There have been times the past three years when a lesser player would have and seemingly should have quit. And that was my recommendation.
Your Packers were rebuilding and logic dictated that they groom a replacement, perhaps former first-round pick Aaron Rodgers, who should at least theoretically be the quarterback of the future.
This logic, though, violated an aphorism that should be inscribed in every Hat O' Cheddar: Don't rush the great ones out the door, because you might never see their kind again.
Remember when the Orioles moved Cal Ripken from short to third to make way for their hot young shortstop prospect? Remember the guy's name? You shouldn't. Ripken moved in favor of the immortal Manny Alexander. (Think Jason Bartlett, without his bat, glove and hustle.)
Remember who replaced Troy Aikman? Quincy Carter. Fran Tarkenton? Tommy Kramer. Dan Marino? Jay Fiedler. John Elway? Bubby Brister.
In 2005, your Packers finished 4-12. Samkon Gado was your top rusher. You guys finished 22nd in the NFL in points scored. Brett, you threw for 20 touchdowns and an incredible 29 interceptions. It was obviously time to retire.
You stuck around, though, and new coach Mike McCarthy set about improving your "efficiency." That was the coach's way of saying he didn't want to see his Hall of Fame quarterback making desperate, stupid plays.

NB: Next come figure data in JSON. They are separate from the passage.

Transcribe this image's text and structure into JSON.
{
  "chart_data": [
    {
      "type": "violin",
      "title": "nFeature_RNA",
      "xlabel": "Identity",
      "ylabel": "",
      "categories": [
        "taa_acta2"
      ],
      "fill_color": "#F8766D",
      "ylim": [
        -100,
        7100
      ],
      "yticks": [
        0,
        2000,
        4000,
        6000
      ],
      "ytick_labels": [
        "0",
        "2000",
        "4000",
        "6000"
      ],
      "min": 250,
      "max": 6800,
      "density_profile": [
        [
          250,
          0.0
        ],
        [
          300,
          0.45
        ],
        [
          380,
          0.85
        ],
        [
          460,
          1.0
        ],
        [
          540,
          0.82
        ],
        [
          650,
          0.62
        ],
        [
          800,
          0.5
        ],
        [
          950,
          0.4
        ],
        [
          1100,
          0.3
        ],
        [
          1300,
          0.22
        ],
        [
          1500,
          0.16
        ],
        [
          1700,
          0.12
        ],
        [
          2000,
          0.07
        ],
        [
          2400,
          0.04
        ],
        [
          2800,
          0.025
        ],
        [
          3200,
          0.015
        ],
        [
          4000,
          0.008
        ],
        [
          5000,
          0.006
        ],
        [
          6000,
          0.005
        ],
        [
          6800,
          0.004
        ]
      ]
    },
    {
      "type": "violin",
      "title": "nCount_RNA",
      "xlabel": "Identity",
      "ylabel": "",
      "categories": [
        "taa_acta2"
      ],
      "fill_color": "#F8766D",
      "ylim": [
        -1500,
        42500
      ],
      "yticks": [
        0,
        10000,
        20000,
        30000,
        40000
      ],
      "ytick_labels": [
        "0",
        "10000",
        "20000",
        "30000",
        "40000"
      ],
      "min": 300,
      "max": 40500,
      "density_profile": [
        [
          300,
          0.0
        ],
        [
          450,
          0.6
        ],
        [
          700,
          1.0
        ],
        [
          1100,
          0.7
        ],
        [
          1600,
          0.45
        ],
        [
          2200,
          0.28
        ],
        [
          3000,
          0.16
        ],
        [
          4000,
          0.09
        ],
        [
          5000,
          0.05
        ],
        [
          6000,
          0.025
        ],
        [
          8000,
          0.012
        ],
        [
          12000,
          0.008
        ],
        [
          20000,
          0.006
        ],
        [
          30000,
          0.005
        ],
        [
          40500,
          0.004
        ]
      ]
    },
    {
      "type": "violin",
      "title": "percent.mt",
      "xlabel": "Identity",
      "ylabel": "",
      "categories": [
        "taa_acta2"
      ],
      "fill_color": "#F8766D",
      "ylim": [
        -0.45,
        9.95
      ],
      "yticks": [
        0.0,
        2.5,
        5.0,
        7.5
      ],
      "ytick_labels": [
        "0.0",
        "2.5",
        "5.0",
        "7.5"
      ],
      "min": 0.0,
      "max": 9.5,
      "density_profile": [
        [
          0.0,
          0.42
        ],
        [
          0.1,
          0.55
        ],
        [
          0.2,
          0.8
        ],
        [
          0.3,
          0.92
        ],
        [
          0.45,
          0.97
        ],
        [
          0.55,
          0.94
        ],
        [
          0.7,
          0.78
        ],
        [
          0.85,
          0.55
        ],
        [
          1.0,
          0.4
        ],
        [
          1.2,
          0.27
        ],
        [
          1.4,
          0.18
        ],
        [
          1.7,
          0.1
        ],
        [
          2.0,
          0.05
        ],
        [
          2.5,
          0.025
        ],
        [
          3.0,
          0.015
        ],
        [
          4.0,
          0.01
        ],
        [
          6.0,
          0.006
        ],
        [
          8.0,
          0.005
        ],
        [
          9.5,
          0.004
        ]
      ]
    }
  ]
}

Through 12 games last year, your Packers were 4-8. You had just lost 35-0 to the Patriots, 34-24 to the Seahawks and 38-10 to the Jets. In those three games, Brett, you threw two touchdown passes and five interceptions.
Obviously, you were done. I thought it was time to stick a utensil -- in deference to the cheeseheads, make it a fondue fork -- into the toughest, most daring and most error-prone great quarterback in league history.
And I was as wrongheaded as the phrase "Gopher Rose Bowl."
Your Packers have now won seven in a row. Sunday, in a victory over San Diego, you led your 38th fourth-quarter comeback victory, reached 150 victories as a starting quarterback and threw your 420th touchdown pass, tying Marino atop the all-time list.
This Sunday, you will make your 241st consecutive start, the most ever by a quarterback, and you will pass former Vikings center Mick Tingelhoff for second on the all-time list at all positions.
If you had retired when there seemed little hope for the Packers, little hope to end your career gallantly, we would have missed out on one of the most riveting players in league history setting records and keeping the quaintest franchise in the NFL relevant.
We would have missed out on you bringing all that drama and history to the Metrodome on Sunday, in the one game on the Vikings' schedule that matters regardless of record.
As records fall, your reputation rises, Brett, if that's possible. NFL analysts suddenly are listing you among the top five quarterbacks in NFL history.
What is more relevant this week is this: Nearing your 38th birthday, two years after almost playing yourself out of the league, you are once again the best quarterback in the division, once again the best reason to watch the NFL in the heartland.